Last Shabbat, in synagogues, community centers and minyanim of all descriptions, Debbie Friedman (z”l, of blessed memory) continued to bring the force of healing to the world as people sang her songs as a tribute to her life. For many, Friedman’s music and teaching have defined the experience of liberal Judaism and articulated a powerful, distinctly North American vision of what it means to be a Jew.
Her body of work is quite large, but Debbie Friedman may be most remembered for her setting of Mi Shebeirach, the prayer for healing that is sung weekly in many congregations. During this prayer, congregants are commonly asked to pray for specific people who are sick or otherwise in poor health. The care and support of others as they recover from illness or injury are an important part of community life. But Debbie Friedman’s music, teaching and lived example were built upon the assumption that healing is a vital life force and must be understood beyond the condition of our bodies.
I am not a theologian, or a teacher, but nonetheless I’d like to attempt a brief meditation on the power of healing and how we can take concrete steps to bring healing to our lives.
Regardless of how one believes the world came into being, it is not a matter of religious faith to observe how creation affects the world every day. In frosty January, especially with the weather we have been having, I am reminded of the seemingly miraculous appearance of tulips and daffodils in the spring. As the first green shoots emerge from the earth, they often have to push through some snow on their journey toward fresh air and sunlight. This is creation.
A less aesthetically pleasing example is the effect of the interaction between a few stray mold spores and the contents of a Petri dish that resulted in the discovery of penicillin. This life-giving, moldy example is creation too. And the miracle of families – whether by marriage or personal commitment, birth or adoption – this is also creation.
Creation is a foundational theme of Jewish religion and spirituality. Maimonides’ writings regarding the principles of faith, describe the existence of G-d in terms that affirm creation as a continuous and dynamic process.
As Jews we are taught that we are called not to only affirm creation but to take part in it, not just in our own lives but to do nothing less than repair the world.
From this perspective, then, creation serves as a force that brings life to the world and restores balance or wholeness. This is big stuff, no? I don’t know about you, but for me it’s easy to feel that this is literally too awesome to be able to do anything with. Fortunately for us, Rav Friedman’s music maps out a path to follow.
Blessing can be a noun, as something experienced or received; or a verb, as an act that infuses something with holiness, or transmits love or affirmation. Debbie Friedman sang a lot about blessing! From Mi Shebeirach:
May the Source of Strength who blessed the ones before us
Help us find the courage to make our lives a blessing and let us say, Amen.
From L’Chi Lach:
And you shall be a blessing.
Friedman’s call to blessing is all about the verb. The idea of making our lives a blessing and being a blessing leads us to take action, by bringing the force of creation to bear on the challenges of life and of our broken world.
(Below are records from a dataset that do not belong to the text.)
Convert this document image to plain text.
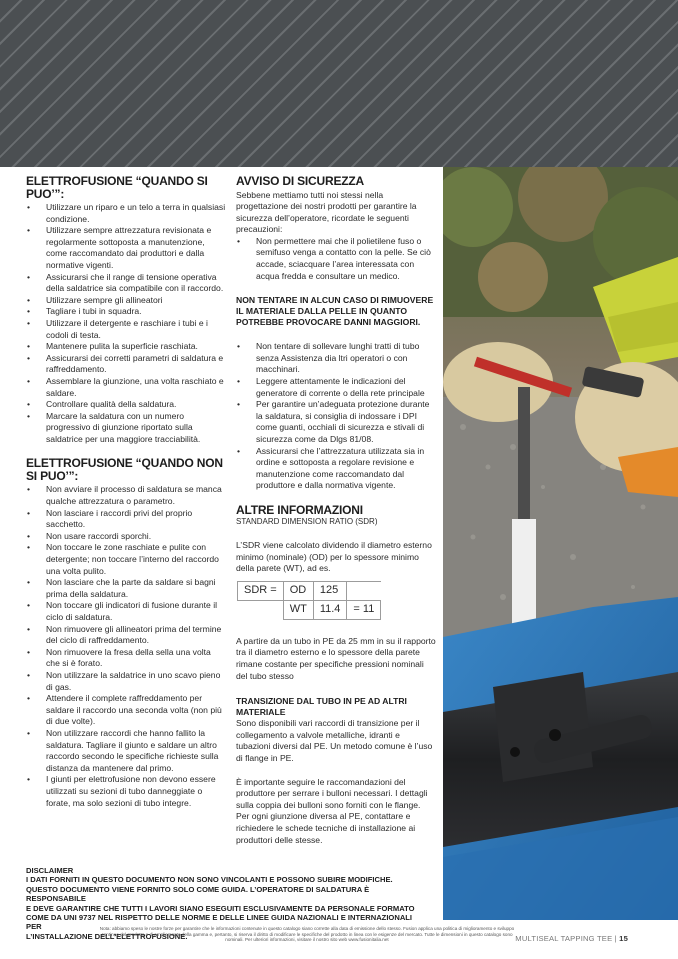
ELETTROFUSIONE “QUANDO SI PUO’”:
• Utilizzare un riparo e un telo a terra in qualsiasi condizione.
• Utilizzare sempre attrezzatura revisionata e regolarmente sottoposta a manutenzione, come raccomandato dai produttori e dalla normative vigenti.
• Assicurarsi che il range di tensione operativa della saldatrice sia compatibile con il raccordo.
• Utilizzare sempre gli allineatori
• Tagliare i tubi in squadra.
• Utilizzare il detergente e raschiare i tubi e i codoli di testa.
• Mantenere pulita la superficie raschiata.
• Assicurarsi dei corretti parametri di saldatura e raffreddamento.
• Assemblare la giunzione, una volta raschiato e saldare.
• Controllare qualità della saldatura.
• Marcare la saldatura con un numero progressivo di giunzione riportato sulla saldatrice per una maggiore tracciabilità.
ELETTROFUSIONE “QUANDO NON SI PUO’”:
• Non avviare il processo di saldatura se manca qualche attrezzatura o parametro.
• Non lasciare i raccordi privi del proprio sacchetto.
• Non usare raccordi sporchi.
• Non toccare le zone raschiate e pulite con detergente; non toccare l’interno del raccordo una volta pulito.
• Non lasciare che la parte da saldare si bagni prima della saldatura.
• Non toccare gli indicatori di fusione durante il ciclo di saldatura.
• Non rimuovere gli allineatori prima del termine del ciclo di raffreddamento.
• Non rimuovere la fresa della sella una volta che si è forato.
• Non utilizzare la saldatrice in uno scavo pieno di gas.
• Attendere il complete raffreddamento per saldare il raccordo una seconda volta (non più di due volte).
• Non utilizzare raccordi che hanno fallito la saldatura. Tagliare il giunto e saldare un altro raccordo secondo le specifiche richieste sulla distanza da mantenere dal primo.
• I giunti per elettrofusione non devono essere utilizzati su sezioni di tubo danneggiate o forate, ma solo sezioni di tubo integre.
AVVISO DI SICUREZZA

Sebbene mettiamo tutti noi stessi nella progettazione dei nostri prodotti per garantire la sicurezza dell’operatore, ricordate le seguenti precauzioni:

• Non permettere mai che il polietilene fuso o semifuso venga a contatto con la pelle. Se ciò accade, sciacquare l’area interessata con acqua fredda e consultare un medico.
NON TENTARE IN ALCUN CASO DI RIMUOVERE IL MATERIALE DALLA PELLE IN QUANTO POTREBBE PROVOCARE DANNI MAGGIORI.
• Non tentare di sollevare lunghi tratti di tubo senza Assistenza dia ltri operatori o con macchinari.
• Leggere attentamente le indicazioni del generatore di corrente o della rete principale
• Per garantire un’adeguata protezione durante la saldatura, si consiglia di indossare i DPI come guanti, occhiali di sicurezza e stivali di sicurezza come da Dlgs 81/08.
• Assicurarsi che l’attrezzatura utilizzata sia in ordine e sottoposta a regolare revisione e manutenzione come raccomandato dal produttore e dalla normativa vigente.
ALTRE INFORMAZIONI

STANDARD DIMENSION RATIO (SDR)

L’SDR viene calcolato dividendo il diametro esterno minimo (nominale) (OD) per lo spessore minimo della parete (WT), ad es.

SDR =	OD	125	
	WT	11.4	= 11

A partire da un tubo in PE da 25 mm in su il rapporto tra il diametro esterno e lo spessore della parete rimane costante per specifiche pressioni nominali del tubo stesso

TRANSIZIONE DAL TUBO IN PE AD ALTRI MATERIALE

Sono disponibili vari raccordi di transizione per il collegamento a valvole metalliche, idranti e tubazioni diversi dal PE. Un metodo comune è l’uso di flange in PE.

È importante seguire le raccomandazioni del produttore per serrare i bulloni necessari. I dettagli sulla coppia dei bulloni sono forniti con le flange. Per ogni giunzione diversa al PE, contattare e richiedere le schede tecniche di installazione ai produttori delle stesse.

DISCLAIMER
I DATI FORNITI IN QUESTO DOCUMENTO NON SONO VINCOLANTI E POSSONO SUBIRE MODIFICHE.
QUESTO DOCUMENTO VIENE FORNITO SOLO COME GUIDA. L’OPERATORE DI SALDATURA È RESPONSABILE
E DEVE GARANTIRE CHE TUTTI I LAVORI SIANO ESEGUITI ESCLUSIVAMENTE DA PERSONALE FORMATO
COME DA UNI 9737 NEL RISPETTO DELLE NORME E DELLE LINEE GUIDA NAZIONALI E INTERNAZIONALI PER
L’INSTALLAZIONE DELL’ELETTROFUSIONE.
Nota: abbiamo speso le nostre forze per garantire che le informazioni contenute in questo catalogo siano corrette alla data di emissione dello stesso. Fusion applica una politica di miglioramento e sviluppo continuo del prodotto e di ampliamento della gamma e, pertanto, si riserva il diritto di modificare le specifiche del prodotto in linea con le esigenze del mercato. Tutte le dimensioni in questo catalogo sono nominali. Per ulteriori informazioni, visitare il nostro sito web www.fusionitalia.net	MULTISEAL TAPPING TEE | 15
And of our broken selves.
Healing is often thought of as recovery from illness, or repair of a bodily defect. But for Debbie Friedman, as well as those in the Jewish Healing movement this a profoundly limiting concept. As I was preparing this post, I tapped into my social network with a simple question: What does healing mean to you?
My friend David, who worked for a time as a chaplain, underscores the idea of healing being bigger than the physical. “Healing is…distinct from the concept of ‘cure,’” David wrote. “There can be profound healing whether or not there is ever a cure. In my experience, healing is when there is wholeness in body, mind and spirit.” For David healing is about the way that the body, mind and spirit connect and share interdependence.
My uncle Luke lives with a serious chronic illness. He told me that he thinks of healing as “grounding,” a way of not being imprisoned by his physical limitations or emotional lows. “If my body is ailing, my spirit kicks into overdrive and all is well…if I slip into the dumps, my spirit kicks in and all is well.”
Although David and Luke have never met, they could have been taking part in the same conversation. For these two men, healing means to transcend the difficulty of physical and emotional pain. And Debbie Friedman’s music showed us a way of activating the life-giving force of creation by making blessings.
Being a Blessing
We don’t have to be physicians, therapists, rabbis, or musical liturgists to create the opportunity for another person’s healing. Presence and intention can have a powerful impact and can be used by any of us at any time. The kind attention of another human being is a gateway through which healing, like an early-spring daffodil, can emerge. We don’t have to provide any answers, or make anything better. My friend Raymond wrote that he thinks “healing” means “listening.” And we can create quiet to listen to ourselves, and to be kind to ourselves, just as much as we can offer this to others. If only we can find the courage to do so.
Debbie Friedman has given the world many gifts, but perhaps most precious are the gifts of blessing and healing. And because we can never wish this too often: may our lives be a blessing.
Thank you to Emily Cornell, Luke Gentle, Raymond Luczak and the Rev. David G. Smith for sharing their thoughts on healing with me.